Volvo Cars is hoping to have a new brand strategy, or at least a new idea for one, by late April, when it names a new global advertising agency to handle the company's image worldwide.
As it plows through the process, though, it's difficult for outsiders to understand why a brand so singularly identified with safety and trust should need a new strategy.
Or perhaps that's the answer to the question of why they need a new brand strategy. For years, the Swedish automaker has been frustrated by its indelible, slightly nannyish image of being the ultimate safe car. Finding that identity limiting, it has dabbled in marketing speed and performance with a few cars in the hopes of exciting men, many of whom view Volvo, much like they view minivans, as a compromise buy after children are born. And it has made its styling more interesting since the late 1990s, giving up the relentlessly boxy designs that characterized its sedans and wagons for more than 30 years.
But sales have plainly disappointed. Volvo in the late 1990s believed it could reach a worldwide sales goal of 600,000 vehicles a year by mid-decade, with 200,000 of those in North America, based on widening its audience and expanding the product line. Last year, it managed just 139,000 in the U.S. and Canada. As the volume leader inside Ford's (F) Premier Automotive Group, though, and with Ford under mounting financial pressure to make all of its brands deliver to the bottom line, Volvo is looking for a new brand idea to elevate its status in the mind of consumers—especially men—and realize its unmet sales goals.
Executives inside Ford say Volvo's performance last year was slightly better than breakeven. That's especially disappointing, say Ford insiders, considering Volvo doesn't have the image problems of Ford's other PAG brands—like Jaguar's old rep for quality problems and dated design or Land Rover's singular identification with sport-utility vehicles, the demand for which is decreasing, even in the luxury segment. Luxury-car maker Aston Martin had been part of PAG until it was sold for $848 million to a group of investors on Mar. 13 (see BusinessWeek.com, 3/13/07, "After Aston, Could Jaguar Be Next?").
Despite the lackluster results, Merrill Lynch (MER) recently said Volvo would be worth $7 billion to $8 billion if Ford were to sell the company today.

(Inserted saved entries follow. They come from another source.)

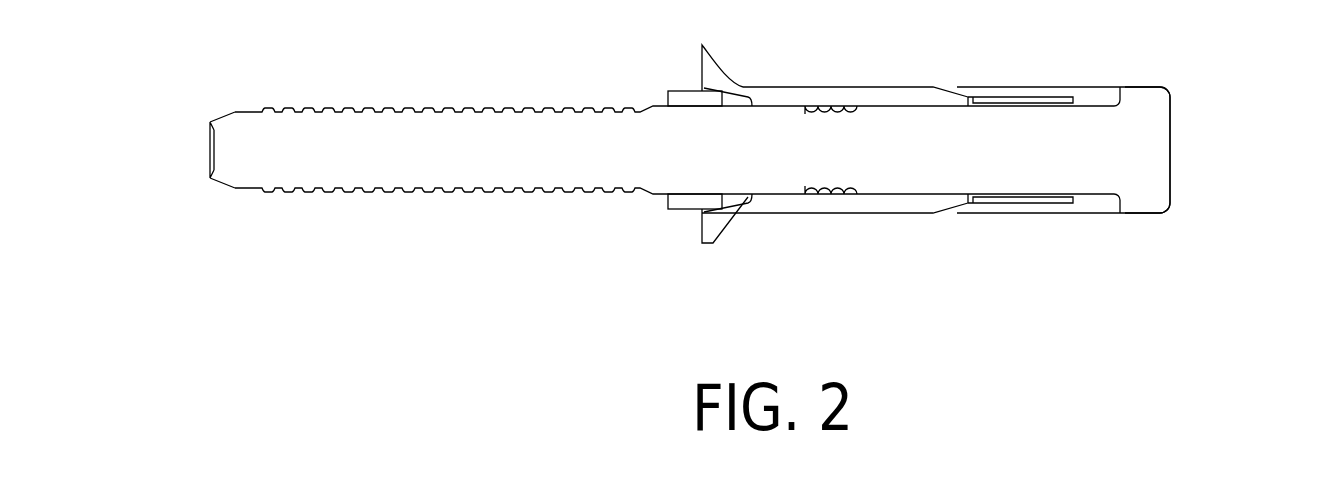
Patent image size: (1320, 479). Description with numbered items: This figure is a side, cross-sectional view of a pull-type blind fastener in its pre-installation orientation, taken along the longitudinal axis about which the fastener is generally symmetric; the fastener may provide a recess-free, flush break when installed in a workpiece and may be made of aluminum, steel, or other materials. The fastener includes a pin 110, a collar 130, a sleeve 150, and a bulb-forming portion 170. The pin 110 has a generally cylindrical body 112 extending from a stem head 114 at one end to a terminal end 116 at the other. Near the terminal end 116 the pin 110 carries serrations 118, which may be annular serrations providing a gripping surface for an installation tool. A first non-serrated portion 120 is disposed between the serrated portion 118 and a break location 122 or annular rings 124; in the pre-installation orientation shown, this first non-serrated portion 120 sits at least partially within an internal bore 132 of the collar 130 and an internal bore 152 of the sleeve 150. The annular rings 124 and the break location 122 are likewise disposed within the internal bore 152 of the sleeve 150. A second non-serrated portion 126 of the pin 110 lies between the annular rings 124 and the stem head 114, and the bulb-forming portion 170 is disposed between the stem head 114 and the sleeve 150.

The pin 110 is at (393, 169).
The generally cylindrical body 112 is at (427, 132).
The stem head 114 is at (1157, 202).
The terminal end 116 is at (210, 167).
The serrations 118 is at (392, 178).
The first non-serrated portion 120 is at (740, 188).
The break location 122 is at (810, 193).
The annular rings 124 is at (848, 185).
The second non-serrated portion 126 is at (1032, 187).
The collar 130 is at (696, 100).
The internal bore of the collar 132 is at (680, 195).
The sleeve 150 is at (894, 118).
The internal bore of the sleeve 152 is at (882, 107).
The bulb-forming portion 170 is at (1102, 158).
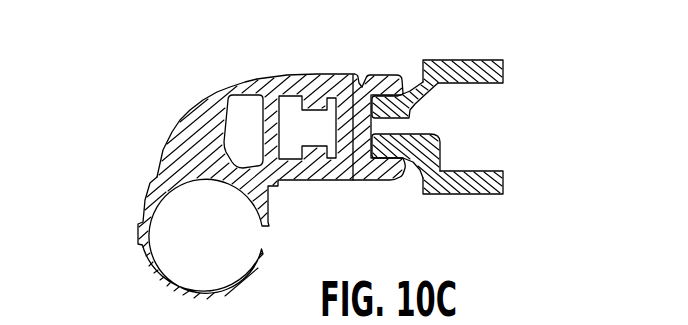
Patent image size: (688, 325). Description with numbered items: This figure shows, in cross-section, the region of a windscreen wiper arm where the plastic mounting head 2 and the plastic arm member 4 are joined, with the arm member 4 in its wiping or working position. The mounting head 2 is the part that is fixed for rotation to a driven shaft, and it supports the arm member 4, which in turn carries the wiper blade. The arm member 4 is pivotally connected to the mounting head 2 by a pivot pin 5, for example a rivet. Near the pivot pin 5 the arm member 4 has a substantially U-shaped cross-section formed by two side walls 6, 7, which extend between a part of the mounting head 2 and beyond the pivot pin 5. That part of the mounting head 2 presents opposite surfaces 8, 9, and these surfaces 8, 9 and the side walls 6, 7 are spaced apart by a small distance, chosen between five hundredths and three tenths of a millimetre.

The mounting head 2 is at (182, 117).
The arm member 4 is at (498, 67).
The pivot pin 5 is at (351, 88).
The side wall 6 is at (383, 143).
The side wall 7 is at (405, 107).
The opposite surface 8 is at (352, 180).
The opposite surface 9 is at (361, 84).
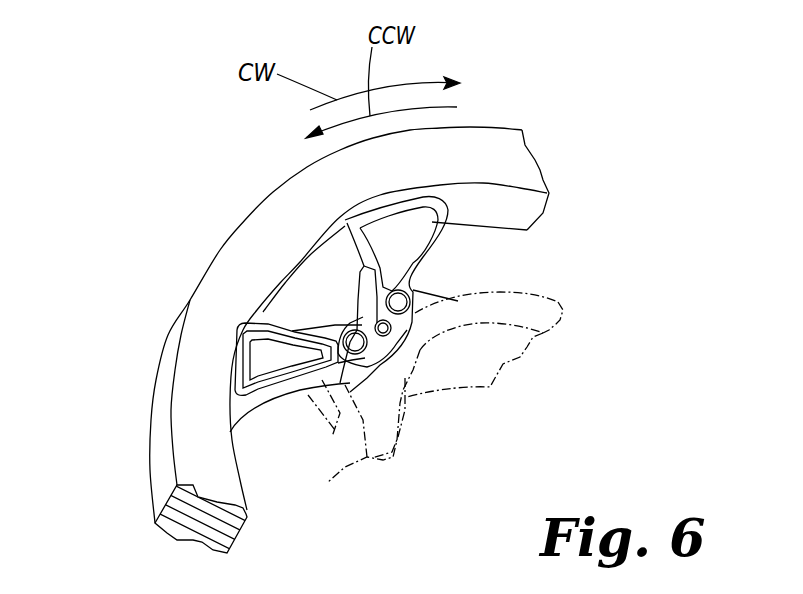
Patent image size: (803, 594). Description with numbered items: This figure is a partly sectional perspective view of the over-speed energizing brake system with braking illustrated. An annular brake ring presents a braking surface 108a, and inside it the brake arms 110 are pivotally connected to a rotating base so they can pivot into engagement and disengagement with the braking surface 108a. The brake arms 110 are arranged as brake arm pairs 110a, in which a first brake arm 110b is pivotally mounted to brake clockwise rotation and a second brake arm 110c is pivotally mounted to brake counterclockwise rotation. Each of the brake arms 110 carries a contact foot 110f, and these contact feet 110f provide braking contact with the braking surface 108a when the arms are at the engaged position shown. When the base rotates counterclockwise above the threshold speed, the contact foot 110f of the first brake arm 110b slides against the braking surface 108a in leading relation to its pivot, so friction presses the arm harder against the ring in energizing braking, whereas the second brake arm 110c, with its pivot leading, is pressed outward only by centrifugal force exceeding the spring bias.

The braking surface 108a is at (482, 198).
The brake arms 110 is at (316, 312).
The brake arm pairs 110a is at (328, 284).
The first brake arm 110b is at (286, 397).
The second brake arm 110c is at (415, 267).
The contact foot 110f is at (390, 207).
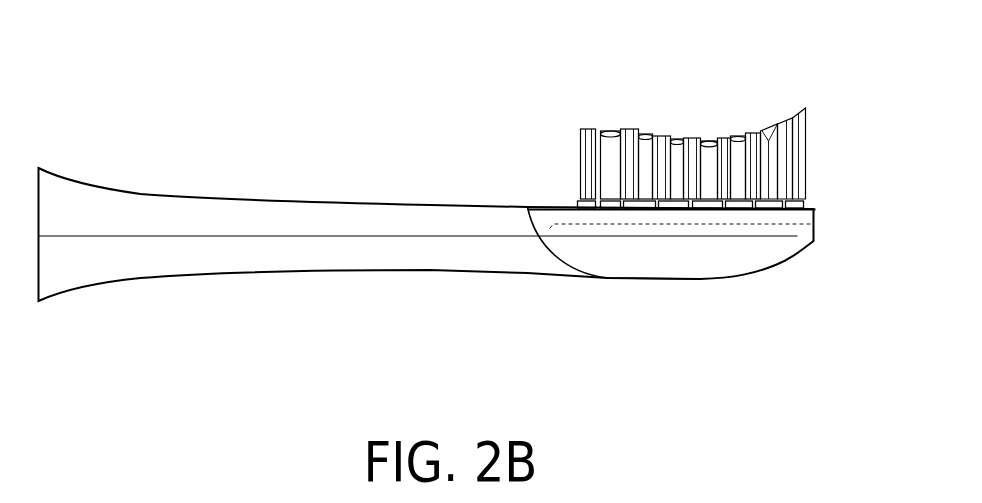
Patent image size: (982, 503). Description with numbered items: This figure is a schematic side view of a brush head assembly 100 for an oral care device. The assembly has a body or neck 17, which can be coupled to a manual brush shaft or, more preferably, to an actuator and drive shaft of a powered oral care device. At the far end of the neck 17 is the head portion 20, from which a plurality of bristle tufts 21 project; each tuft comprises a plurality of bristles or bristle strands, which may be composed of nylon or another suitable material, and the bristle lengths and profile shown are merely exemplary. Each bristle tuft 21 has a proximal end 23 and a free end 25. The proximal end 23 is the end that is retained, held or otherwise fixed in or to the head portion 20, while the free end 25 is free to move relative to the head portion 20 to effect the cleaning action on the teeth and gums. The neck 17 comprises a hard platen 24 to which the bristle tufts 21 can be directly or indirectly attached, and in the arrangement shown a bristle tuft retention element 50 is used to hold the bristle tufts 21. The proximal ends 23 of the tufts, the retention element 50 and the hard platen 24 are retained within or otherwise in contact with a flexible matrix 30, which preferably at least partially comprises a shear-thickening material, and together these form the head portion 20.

The brush head assembly 100 is at (465, 206).
The neck 17 is at (295, 192).
The head portion 20 is at (655, 280).
The bristle tufts 21 is at (692, 152).
The proximal end 23 is at (576, 201).
The hard platen 24 is at (610, 272).
The free end 25 is at (805, 123).
The flexible matrix 30 is at (761, 237).
The bristle tuft retention element 50 is at (806, 201).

That's a premium above what Ford paid in 1999 to acquire the brand and roughly half of Ford's total market capitalization today. It's more than some analysts have said the entire Chrysler Group (DCX) is worth. That's because Volvo is a legitimate global premium brand with no negative baggage.
To solve the problem of underperformance, don't get the idea Volvo is ditching its "safe" brand equity. "We have to maintain our position as the leader in safety, and communicate that in new, engaging ways all the time," says Hans Krondahl, executive vice-president of marketing for Volvo Cars of North America. Krondahl admits that other carmakers have closed the gap in safety, driven in part by stiffer regulations that all automakers must follow. "But there still has to be a leader, and that's Volvo," he says.
Volvo's sales drop last year in North America and Europe, says Krondahl, was driven by the fact that Volvo hasn't introduced a new design in a high-volume segment in almost three years. The newly designed S80 sedan was launched in January. A new XC70 crossover wagon, which hasn't been redesigned for seven years, goes on sale in October. The C30 subcompact, a new model segment for Volvo, goes on sale in November. And a new V70 wagon goes on sale in January. Based on last year's sales, that means that four of Volvo's eight models will be all new by January, in addition to the C30.